ABD, İSRAİL VE SUUDİ ARABİSTAN’A ‘DÖNÜŞ’

Ulusal çıkarlar ile iktidarda kalma hesapları çatışınca bu sonuçlar zaten kaçınılmaz olur. Siyasal İslam ve emperyalist odaklar son iki yüzyılda olduğu gibi işbirliğine başladılar. Tek adam rejimleri, bu girdaptan kendilerini kurtaramazlar. Demokrasiye ve Türkiye Cumhuriyeti’nin Atatürkçü değerlerine karşı çıkmaya başladığınız zaman kendinizi emperyalizmin kucağında bulursunuz.

Gezi davası sonuçlarını getiren rejim (ve iktidar) artık bölgede ABD, İngiltere, İsrail ve Körfez Arap ülkeleri ile yakınlaşmak durumundadır. Demokrasiye dönüş yolları antidemokratik uygulamalar ile kapatılırsa ülkenin Iraklaşma, Suriyeleşme ve Afganistanlaşma süreci de başlar.

İktidar, ekonomik ve siyasal olarak çok zayıflayan konumunu, Körfez, İsrail ve ABD’ye yaklaşarak kurtarmak istemektedir.
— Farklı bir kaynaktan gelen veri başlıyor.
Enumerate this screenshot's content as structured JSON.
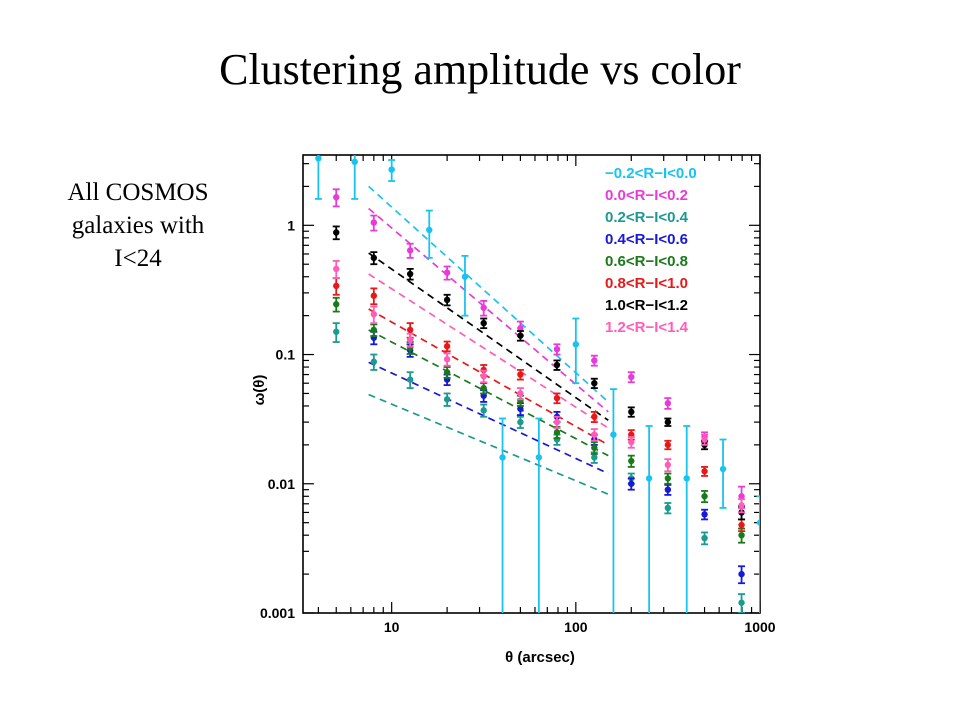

Bu eğilimin Türkiye’nin ulusal çıkarları ile bağdaşmadığına, ülkedeki büyük çoğunluk inanıyor.

İktidarın Gezi’ye ilişkin son dayatmaları, önümüzdeki seçimlerin nasıl bir “kader seçimi” olacağını da gösteriyor.


(*) Benim Gezi Parkı anılarım çocukken bile başlamıştı: 10 yaşımda iken Gezi Parkı’nda çift kale top oynardık. (Fatih’ten Beyoğlu’na Benim İstanbul’um, Tarihçi Kitabevi, 2022, s.66.)